Death is a very emotional event for loved ones left behind. It could also cause disruption with regard to the material side of life, especially when the breadwinner dies. This could also be the case when the key person in a business dies.

In this article common problems of which business owners should be aware, are discussed briefly.

Any business can be operated in one of a number of forms, e.g. a one-man business, partnership, private company or an inter vivos (family of business) trust.

Precautionary measures should be taken to ensure reasonable continuity of the business in the event of death, unless closure of the business is desired.

Continuity problems occur mostly in the case of one-man businesses, close corporations and private companies in which the deceased was the only member and shareholder respectively. Powers of attorney in favour of, for example, a spouse or children of full age, lapse at death.

Partnerships are dissolved at death, and the absence of a proper partnership agreement that fully covers eventualities with regard to death could cause disruption. Even a proper agreement could give rise to problems if the surviving partner cannot discharge the obligations, or owing to the risk of insolvency and creditors not being willing to release the estate from debt. If a proper partnership was concluded, the executor has to carry it into effect.

The only likely disruption in the case of a trust is if, as a result of the death, there are no longer a minimum number of trustees and resolutions cannot be passed.
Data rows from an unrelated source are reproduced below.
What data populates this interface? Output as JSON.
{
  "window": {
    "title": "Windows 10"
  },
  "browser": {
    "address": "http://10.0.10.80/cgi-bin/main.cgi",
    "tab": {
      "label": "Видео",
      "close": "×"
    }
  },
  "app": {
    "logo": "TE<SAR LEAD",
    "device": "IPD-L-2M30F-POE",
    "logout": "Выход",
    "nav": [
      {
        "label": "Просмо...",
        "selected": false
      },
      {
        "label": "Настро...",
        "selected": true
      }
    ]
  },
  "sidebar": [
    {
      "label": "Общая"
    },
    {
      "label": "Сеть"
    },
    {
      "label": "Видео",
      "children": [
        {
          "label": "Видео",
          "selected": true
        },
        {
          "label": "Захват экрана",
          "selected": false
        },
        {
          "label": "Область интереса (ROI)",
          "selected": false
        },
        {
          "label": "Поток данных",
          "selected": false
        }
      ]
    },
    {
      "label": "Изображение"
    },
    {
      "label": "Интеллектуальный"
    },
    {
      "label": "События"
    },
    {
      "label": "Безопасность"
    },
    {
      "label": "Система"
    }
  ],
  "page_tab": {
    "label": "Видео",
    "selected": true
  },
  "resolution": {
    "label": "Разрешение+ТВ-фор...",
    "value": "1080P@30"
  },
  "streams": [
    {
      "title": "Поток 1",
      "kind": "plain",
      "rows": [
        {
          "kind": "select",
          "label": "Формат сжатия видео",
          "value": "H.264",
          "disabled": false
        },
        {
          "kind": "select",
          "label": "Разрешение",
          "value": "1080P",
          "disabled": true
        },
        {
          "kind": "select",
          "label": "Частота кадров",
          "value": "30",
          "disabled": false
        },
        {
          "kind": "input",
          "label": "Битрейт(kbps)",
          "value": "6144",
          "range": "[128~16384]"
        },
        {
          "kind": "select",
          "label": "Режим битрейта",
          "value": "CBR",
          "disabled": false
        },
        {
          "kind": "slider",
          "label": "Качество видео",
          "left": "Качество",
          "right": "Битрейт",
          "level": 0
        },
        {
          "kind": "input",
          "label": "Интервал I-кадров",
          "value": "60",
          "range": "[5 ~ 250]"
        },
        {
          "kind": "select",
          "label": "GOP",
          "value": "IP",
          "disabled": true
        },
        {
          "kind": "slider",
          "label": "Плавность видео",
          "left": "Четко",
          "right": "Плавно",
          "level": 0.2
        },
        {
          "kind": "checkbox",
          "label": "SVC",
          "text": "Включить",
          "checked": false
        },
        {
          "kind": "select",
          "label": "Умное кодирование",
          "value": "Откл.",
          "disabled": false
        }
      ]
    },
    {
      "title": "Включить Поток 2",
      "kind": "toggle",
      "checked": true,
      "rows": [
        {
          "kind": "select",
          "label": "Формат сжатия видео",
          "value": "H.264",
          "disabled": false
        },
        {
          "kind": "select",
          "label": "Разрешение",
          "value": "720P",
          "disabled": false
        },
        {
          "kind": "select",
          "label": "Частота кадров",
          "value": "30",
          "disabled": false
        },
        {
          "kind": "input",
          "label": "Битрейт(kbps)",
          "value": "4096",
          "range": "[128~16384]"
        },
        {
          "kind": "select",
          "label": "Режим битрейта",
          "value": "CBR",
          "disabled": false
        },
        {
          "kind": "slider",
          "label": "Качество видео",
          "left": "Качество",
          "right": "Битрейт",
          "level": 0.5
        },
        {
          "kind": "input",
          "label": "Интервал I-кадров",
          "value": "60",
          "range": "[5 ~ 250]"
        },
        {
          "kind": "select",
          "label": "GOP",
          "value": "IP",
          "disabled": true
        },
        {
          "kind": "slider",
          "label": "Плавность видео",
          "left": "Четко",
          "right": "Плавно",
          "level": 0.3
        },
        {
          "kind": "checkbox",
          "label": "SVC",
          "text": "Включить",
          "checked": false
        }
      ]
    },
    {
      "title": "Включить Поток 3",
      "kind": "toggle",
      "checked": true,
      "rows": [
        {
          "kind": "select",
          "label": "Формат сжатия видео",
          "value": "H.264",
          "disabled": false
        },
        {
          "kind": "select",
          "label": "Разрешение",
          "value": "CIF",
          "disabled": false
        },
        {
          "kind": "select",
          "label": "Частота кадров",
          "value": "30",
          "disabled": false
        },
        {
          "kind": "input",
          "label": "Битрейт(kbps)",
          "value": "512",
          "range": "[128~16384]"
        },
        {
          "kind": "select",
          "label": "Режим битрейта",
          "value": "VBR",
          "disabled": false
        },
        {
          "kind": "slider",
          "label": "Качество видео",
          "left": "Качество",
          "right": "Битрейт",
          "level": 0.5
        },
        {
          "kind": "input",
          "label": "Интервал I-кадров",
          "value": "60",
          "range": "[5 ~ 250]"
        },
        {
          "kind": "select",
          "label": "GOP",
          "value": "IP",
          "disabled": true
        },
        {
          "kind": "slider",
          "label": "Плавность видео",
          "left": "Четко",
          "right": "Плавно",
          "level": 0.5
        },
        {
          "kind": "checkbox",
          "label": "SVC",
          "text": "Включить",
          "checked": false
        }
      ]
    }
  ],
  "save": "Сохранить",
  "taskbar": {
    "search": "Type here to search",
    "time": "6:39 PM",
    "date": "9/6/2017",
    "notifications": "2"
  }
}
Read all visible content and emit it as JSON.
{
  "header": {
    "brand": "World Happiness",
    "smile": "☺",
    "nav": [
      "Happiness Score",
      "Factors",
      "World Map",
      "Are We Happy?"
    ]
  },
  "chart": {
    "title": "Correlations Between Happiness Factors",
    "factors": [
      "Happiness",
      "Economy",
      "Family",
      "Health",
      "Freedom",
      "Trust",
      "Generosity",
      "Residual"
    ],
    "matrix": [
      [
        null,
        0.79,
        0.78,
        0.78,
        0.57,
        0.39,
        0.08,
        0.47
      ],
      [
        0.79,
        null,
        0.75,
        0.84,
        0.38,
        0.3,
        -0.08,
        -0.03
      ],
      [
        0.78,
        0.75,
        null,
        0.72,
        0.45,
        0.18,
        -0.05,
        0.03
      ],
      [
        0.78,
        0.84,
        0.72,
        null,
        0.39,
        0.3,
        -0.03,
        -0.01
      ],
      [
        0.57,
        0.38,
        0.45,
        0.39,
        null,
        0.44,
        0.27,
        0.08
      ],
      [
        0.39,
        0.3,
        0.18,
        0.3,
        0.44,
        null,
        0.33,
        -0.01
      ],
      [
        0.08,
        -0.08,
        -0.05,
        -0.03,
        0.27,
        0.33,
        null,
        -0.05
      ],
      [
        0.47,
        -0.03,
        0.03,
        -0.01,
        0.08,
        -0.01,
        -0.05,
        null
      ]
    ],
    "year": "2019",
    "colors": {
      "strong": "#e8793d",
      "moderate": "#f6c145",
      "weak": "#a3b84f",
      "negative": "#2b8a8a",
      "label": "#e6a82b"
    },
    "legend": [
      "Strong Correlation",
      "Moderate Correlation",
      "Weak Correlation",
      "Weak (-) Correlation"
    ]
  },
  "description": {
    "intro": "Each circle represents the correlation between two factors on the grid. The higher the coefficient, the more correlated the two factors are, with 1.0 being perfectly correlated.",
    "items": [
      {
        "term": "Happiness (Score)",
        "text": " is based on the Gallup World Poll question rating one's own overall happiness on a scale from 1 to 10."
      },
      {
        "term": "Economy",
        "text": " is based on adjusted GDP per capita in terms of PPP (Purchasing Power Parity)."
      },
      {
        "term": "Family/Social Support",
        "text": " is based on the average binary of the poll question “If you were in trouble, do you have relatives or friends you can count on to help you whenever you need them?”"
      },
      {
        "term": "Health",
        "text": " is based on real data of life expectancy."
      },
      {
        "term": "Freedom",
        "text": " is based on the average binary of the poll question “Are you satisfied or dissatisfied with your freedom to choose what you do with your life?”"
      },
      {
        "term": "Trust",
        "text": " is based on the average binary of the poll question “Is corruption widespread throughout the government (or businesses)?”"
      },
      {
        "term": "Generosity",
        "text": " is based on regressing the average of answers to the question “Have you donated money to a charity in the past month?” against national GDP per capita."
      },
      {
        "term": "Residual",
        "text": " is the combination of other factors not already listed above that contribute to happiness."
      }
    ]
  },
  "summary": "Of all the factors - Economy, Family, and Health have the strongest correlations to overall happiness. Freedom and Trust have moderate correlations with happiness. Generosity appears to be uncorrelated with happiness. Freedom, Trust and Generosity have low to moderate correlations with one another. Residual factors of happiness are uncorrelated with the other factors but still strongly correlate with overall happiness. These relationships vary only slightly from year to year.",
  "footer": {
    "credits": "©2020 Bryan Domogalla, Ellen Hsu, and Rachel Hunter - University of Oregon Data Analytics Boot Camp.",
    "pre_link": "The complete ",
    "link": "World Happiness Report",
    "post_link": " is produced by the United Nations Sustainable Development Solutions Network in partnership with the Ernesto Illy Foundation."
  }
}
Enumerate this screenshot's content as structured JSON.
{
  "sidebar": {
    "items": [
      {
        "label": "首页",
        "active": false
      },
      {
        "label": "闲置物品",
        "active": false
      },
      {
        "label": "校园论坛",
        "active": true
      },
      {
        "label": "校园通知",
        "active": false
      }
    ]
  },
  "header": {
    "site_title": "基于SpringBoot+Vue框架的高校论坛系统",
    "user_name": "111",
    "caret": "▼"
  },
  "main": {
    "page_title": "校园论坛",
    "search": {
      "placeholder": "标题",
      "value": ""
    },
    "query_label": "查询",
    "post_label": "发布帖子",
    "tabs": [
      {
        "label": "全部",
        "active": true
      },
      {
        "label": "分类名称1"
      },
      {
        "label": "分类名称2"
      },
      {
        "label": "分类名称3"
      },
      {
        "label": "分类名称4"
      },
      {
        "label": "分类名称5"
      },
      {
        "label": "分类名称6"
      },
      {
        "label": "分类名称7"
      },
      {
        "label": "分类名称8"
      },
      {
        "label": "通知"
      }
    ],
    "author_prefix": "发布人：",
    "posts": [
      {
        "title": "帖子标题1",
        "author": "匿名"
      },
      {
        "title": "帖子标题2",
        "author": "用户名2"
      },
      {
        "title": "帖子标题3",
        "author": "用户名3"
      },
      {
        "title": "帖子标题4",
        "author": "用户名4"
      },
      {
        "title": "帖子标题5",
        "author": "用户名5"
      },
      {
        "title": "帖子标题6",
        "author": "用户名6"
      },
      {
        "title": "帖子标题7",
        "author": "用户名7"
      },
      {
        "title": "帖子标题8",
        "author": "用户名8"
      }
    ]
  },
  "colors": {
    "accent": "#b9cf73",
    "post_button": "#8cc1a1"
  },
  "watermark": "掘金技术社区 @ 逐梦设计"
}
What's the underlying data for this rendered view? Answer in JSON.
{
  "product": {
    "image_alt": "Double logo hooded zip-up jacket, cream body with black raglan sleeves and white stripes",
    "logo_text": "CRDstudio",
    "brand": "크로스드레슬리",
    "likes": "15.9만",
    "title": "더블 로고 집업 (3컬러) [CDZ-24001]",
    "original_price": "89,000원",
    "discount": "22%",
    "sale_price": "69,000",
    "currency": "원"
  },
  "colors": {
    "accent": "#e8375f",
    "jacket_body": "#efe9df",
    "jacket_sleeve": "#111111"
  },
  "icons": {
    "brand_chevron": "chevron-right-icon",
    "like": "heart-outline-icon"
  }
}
In the case of close corporations and private companies in which the deceased was not the only member and shareholder respectively, the death could also cause disruption in that the minimum number of signatures can no longer appear on a cheque or the minimum number of votes cannot be attained at a meeting.

In the case of one-man businesses the bank account is frozen, while funds might be required urgently for salaries and purchases. The executor will have to be appointed as a matter of urgency to take the place of the deceased and temporarily act as member of the close corporation or director of the private company. There obviously need to be sufficient funds, as the executor may not incur debt.

In the will the executor may also be authorised to continue the business (or partnership) until such time as it is handed over to the heir or is sold, but there are restrictions, and a lack of knowledge of the industry could also be a problem.

So make sure that there is minimal, or preferably no, disruption in the event of your death.